Ukraine war briefing: Russia and Iran deepen defence ties as Trump inauguration looms

Trump has pledged to broker peace in Ukraine and take tougher stance on Tehran; EU foreign policy chief urges bloc members to extend Russia sanctions. What we know on day 1,060

  • See all our Ukraine war coverage
  • Russian president Vladimir Putin and his Iranian counterpart, Masoud Pezeshkian, signed a broad cooperation pact on Friday as their countries deepened their partnership in the face of stinging western sanctions. Russian and Iranian officials say the “comprehensive strategic partnership treaty” covers all areas, from trade and military cooperation to science, education and culture. It came ahead of Monday’s inauguration of president-elect Donald Trump, who has pledged to broker peace in Ukraine and take a tougher stance on Iran, which is grappling with growing economic problems and other challenges, including military setbacks in its sphere of influence across the Middle East. Russia’s ties with Iran have grown closer after Putin sent troops into Ukraine in February 2022. Ukraine and the west have accused Tehran of providing Moscow with hundreds of drones for use to attack Ukraine, which Moscow and Tehran have denied. “We witness a new chapter of strategic relations,” Pezeshkian said.

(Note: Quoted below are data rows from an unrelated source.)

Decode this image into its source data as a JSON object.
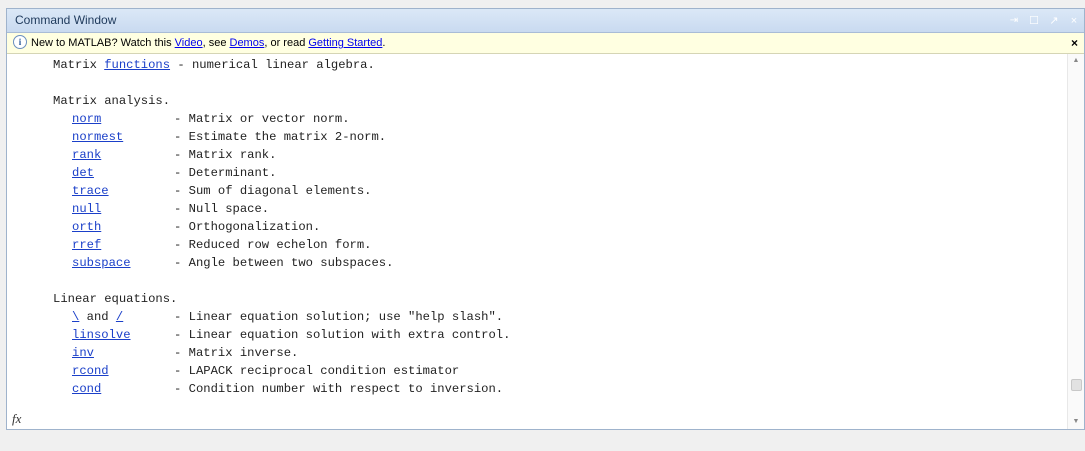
{
  "window": {
    "title": "Command Window",
    "controls": [
      "⇥",
      "☐",
      "↗",
      "×"
    ]
  },
  "infobar": {
    "prefix": "New to MATLAB? Watch this ",
    "video": "Video",
    "mid1": ", see ",
    "demos": "Demos",
    "mid2": ", or read ",
    "getting_started": "Getting Started",
    "suffix": ".",
    "close": "×"
  },
  "console": {
    "header_pre": "Matrix ",
    "header_link": "functions",
    "header_post": " - numerical linear algebra.",
    "section1": "Matrix analysis.",
    "analysis": [
      {
        "fn": "norm",
        "desc": "- Matrix or vector norm."
      },
      {
        "fn": "normest",
        "desc": "- Estimate the matrix 2-norm."
      },
      {
        "fn": "rank",
        "desc": "- Matrix rank."
      },
      {
        "fn": "det",
        "desc": "- Determinant."
      },
      {
        "fn": "trace",
        "desc": "- Sum of diagonal elements."
      },
      {
        "fn": "null",
        "desc": "- Null space."
      },
      {
        "fn": "orth",
        "desc": "- Orthogonalization."
      },
      {
        "fn": "rref",
        "desc": "- Reduced row echelon form."
      },
      {
        "fn": "subspace",
        "desc": "- Angle between two subspaces."
      }
    ],
    "section2": "Linear equations.",
    "slash": {
      "a": "\\",
      "and": " and ",
      "b": "/",
      "desc": "- Linear equation solution; use \"help slash\"."
    },
    "equations": [
      {
        "fn": "linsolve",
        "desc": "- Linear equation solution with extra control."
      },
      {
        "fn": "inv",
        "desc": "- Matrix inverse."
      },
      {
        "fn": "rcond",
        "desc": "- LAPACK reciprocal condition estimator"
      },
      {
        "fn": "cond",
        "desc": "- Condition number with respect to inversion."
      }
    ]
  },
  "fx_label": "fx"
}
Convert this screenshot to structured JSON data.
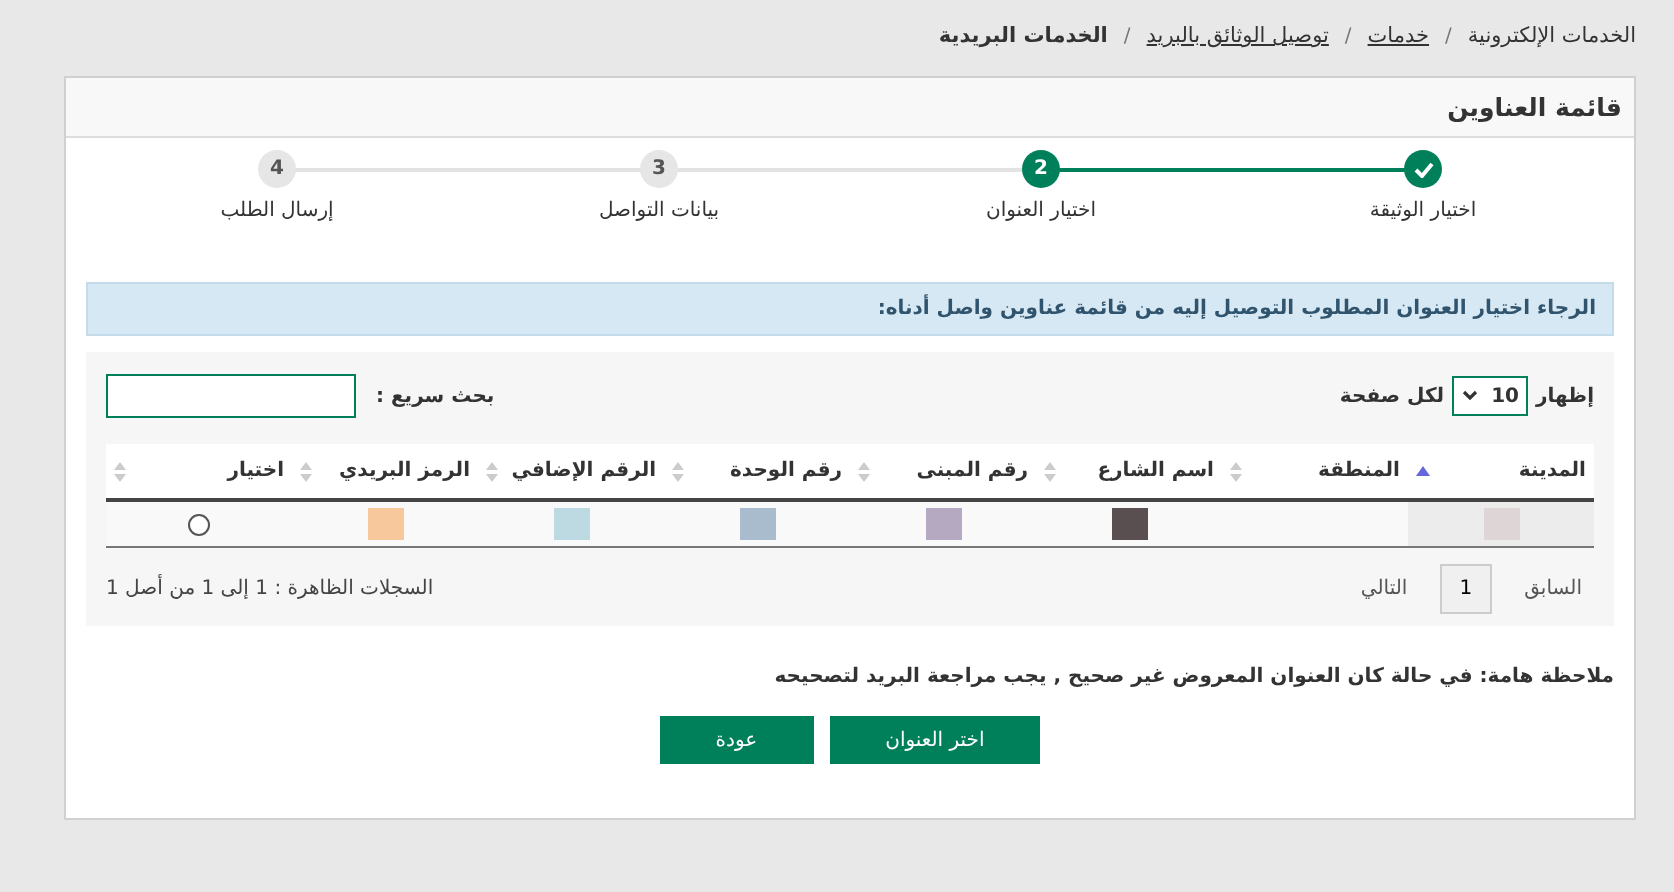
{
  "breadcrumb": [
    {
      "label": "الخدمات الإلكترونية",
      "kind": "plain"
    },
    {
      "label": "خدمات",
      "kind": "link"
    },
    {
      "label": "توصيل الوثائق بالبريد",
      "kind": "link"
    },
    {
      "label": "الخدمات البريدية",
      "kind": "current"
    }
  ],
  "panel": {
    "title": "قائمة العناوين"
  },
  "breadcrumb_separator": "/",
  "steps": [
    {
      "label": "اختيار الوثيقة",
      "done": true,
      "reached": true
    },
    {
      "number": "2",
      "label": "اختيار العنوان",
      "done": false,
      "reached": true
    },
    {
      "number": "3",
      "label": "بيانات التواصل",
      "done": false,
      "reached": false
    },
    {
      "number": "4",
      "label": "إرسال الطلب",
      "done": false,
      "reached": false
    }
  ],
  "info": "الرجاء اختيار العنوان المطلوب التوصيل إليه من قائمة عناوين واصل أدناه:",
  "page_size": {
    "prefix": "إظهار",
    "value": "10",
    "suffix": "لكل صفحة"
  },
  "search": {
    "label": "بحث سريع :"
  },
  "table": {
    "columns": [
      {
        "label": "المدينة",
        "sorted": true
      },
      {
        "label": "المنطقة",
        "sorted": false
      },
      {
        "label": "اسم الشارع",
        "sorted": false
      },
      {
        "label": "رقم المبنى",
        "sorted": false
      },
      {
        "label": "رقم الوحدة",
        "sorted": false
      },
      {
        "label": "الرقم الإضافي",
        "sorted": false
      },
      {
        "label": "الرمز البريدي",
        "sorted": false
      },
      {
        "label": "اختيار",
        "sorted": false
      }
    ],
    "rows": [
      {
        "cells": [
          {
            "kind": "swatch",
            "color": "#ddd5d6"
          },
          {
            "kind": "blank"
          },
          {
            "kind": "swatch",
            "color": "#5a4f50"
          },
          {
            "kind": "swatch",
            "color": "#b5a9c2"
          },
          {
            "kind": "swatch",
            "color": "#a9bccd"
          },
          {
            "kind": "swatch",
            "color": "#bddae2"
          },
          {
            "kind": "swatch",
            "color": "#f6c89b"
          },
          {
            "kind": "radio",
            "selected": false
          }
        ]
      }
    ]
  },
  "pagination": {
    "previous": "السابق",
    "page": "1",
    "next": "التالي",
    "summary": "السجلات الظاهرة : 1 إلى 1 من أصل 1"
  },
  "note": "ملاحظة هامة: في حالة كان العنوان المعروض غير صحيح , يجب مراجعة البريد لتصحيحه",
  "buttons": [
    "اختر العنوان",
    "عودة"
  ]
}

  • EU foreign policy chief Kaja Kallas said on Friday that there was no reason to drop sanctions against Russia, as Hungary holds up extending the measures pending Donald Trump’s return to the White House. “We definitely need the sanctions in place. This is our leverage, and it would be very strange to give it away,” Kallas told journalists. “Things haven’t changed. Putin hasn’t changed his goals and nothing has changed on the ground. So there is no basis for lifting the sanctions.” The EU has imposed 15 rounds of unprecedented sanctions on Moscow since the Kremlin’s 2022 invasion of Ukraine. The next decision on extending the sanctions has to be taken unanimously by the EU’s 27 member states by 31 January.

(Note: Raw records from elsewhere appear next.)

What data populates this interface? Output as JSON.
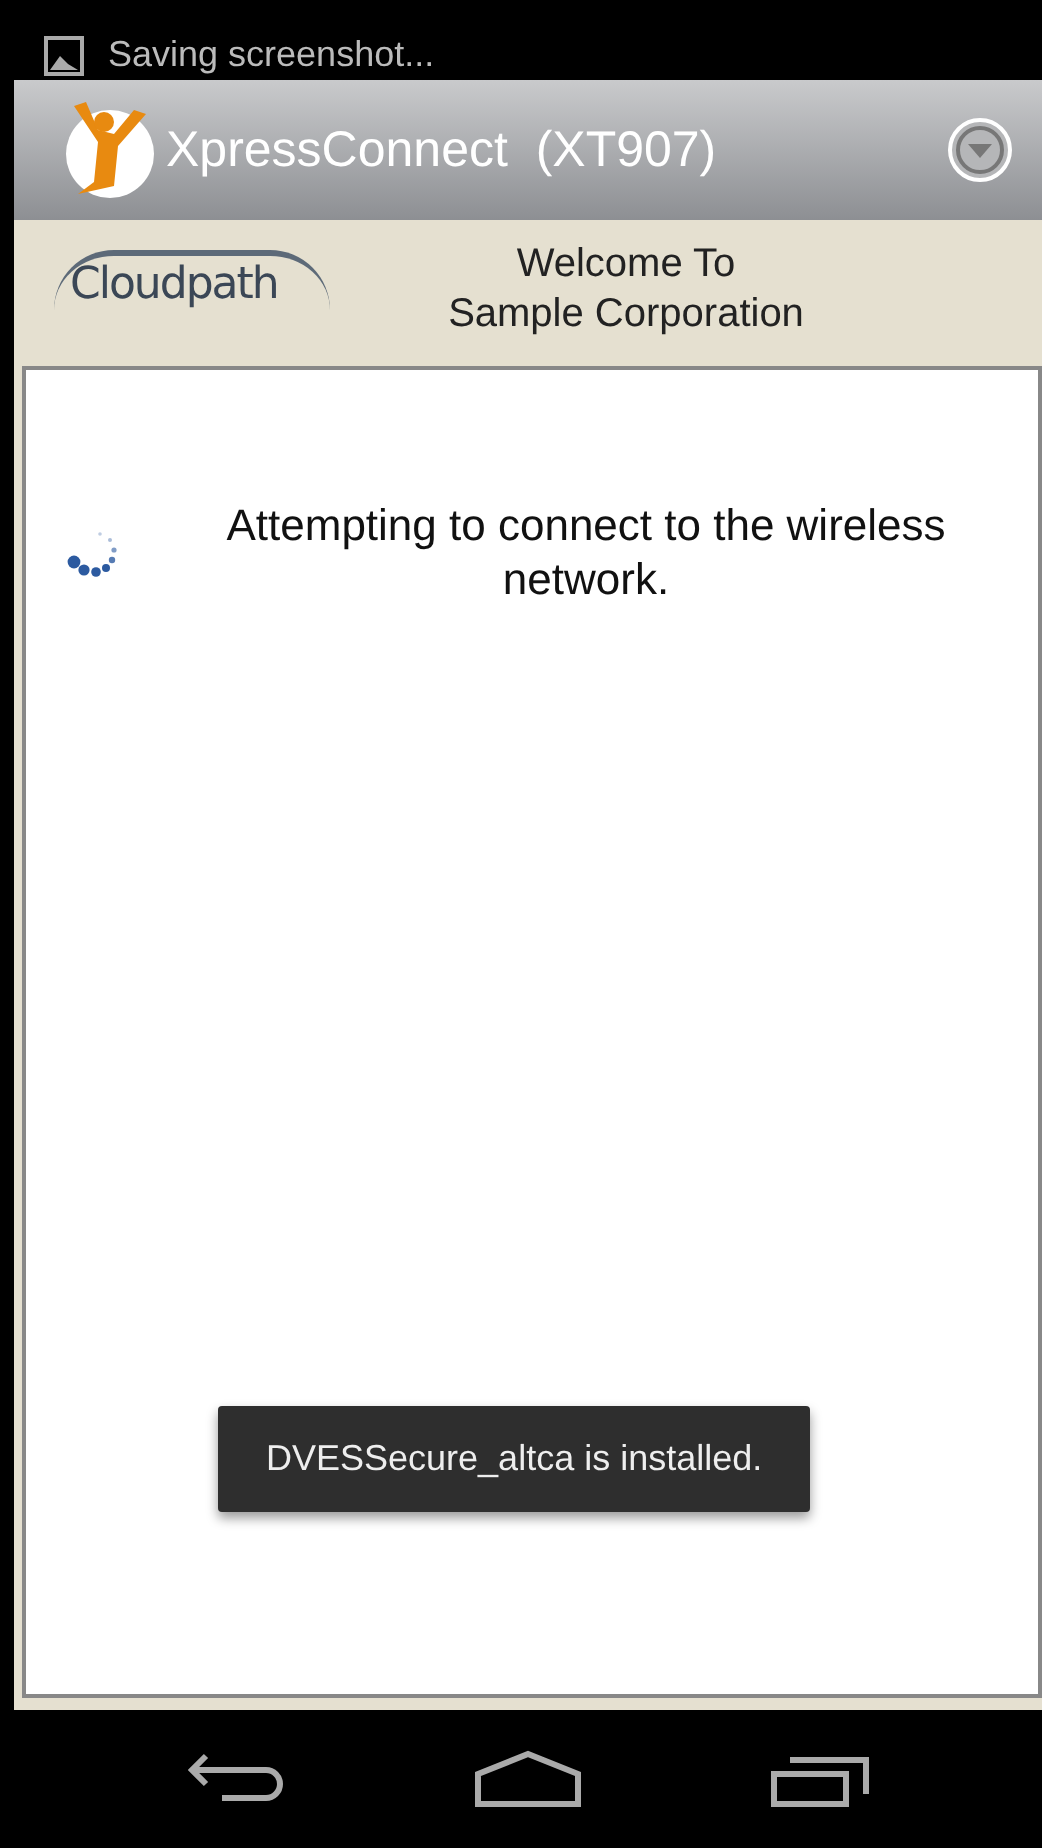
{
  "notification": {
    "text": "Saving screenshot..."
  },
  "app_bar": {
    "title": "XpressConnect  (XT907)"
  },
  "header": {
    "logo": "Cloudpath",
    "welcome": [
      "Welcome To",
      "Sample Corporation"
    ]
  },
  "content": {
    "message": "Attempting to connect to the wireless network."
  },
  "toast": {
    "text": "DVESSecure_altca is installed."
  }
}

  • Chinese president Xi Jinping has spoken to Donald Trump on the phone in the first direct contact between the two men since 2021 and just days ahead of Trump’s inauguration. Trump in the past has praised his relationship with Xi and suggested China could help mediate international crises such as the war in Ukraine. As well as discussing TikTok, trade, fentanyl and Taiwan, the two leaders exchanged views on the war in Ukraine and the Israel-Hamas war and agreed to establish “a channel of strategic communication”, according to the Chinese foreign ministry.

  • Keir Starmer has urged world leaders to “double down” in their efforts to support Ukraine during a visit to Poland, days before Donald Trump’s return to the US presidency risks jeopardising international solidarity on the issue. Speaking alongside the Polish prime minister, Donald Tusk, after the pair discussed a proposed defence-focused treaty, Starmer dodged questions on the possible impact of Trump, but insisted the only way forward was “peace on Ukraine’s terms”. Starmer, who held talks with Volodymyr Zelenskyy on Thursday during his first official trip to Ukraine since taking office, said defence and security issues had dominated the talks in Warsaw.

  • Outgoing secretary of state Antony Blinken said he hoped the incoming Trump administration would press forward with key points in President Joe Biden’s foreign policy, including on the Middle East and Ukraine. But in an interview with Associated Press on his last workday as America’s top diplomat, he expressed concern that the Trump team might abandon all or some of those policies, including on Ukraine. “When we came in, we inherited partnerships and alliances that were seriously frayed,” he said. “So if past is prologue, yes, it would be a concern.” Trump has been critical of US military aid to Ukraine and has praised Vladimir Putin.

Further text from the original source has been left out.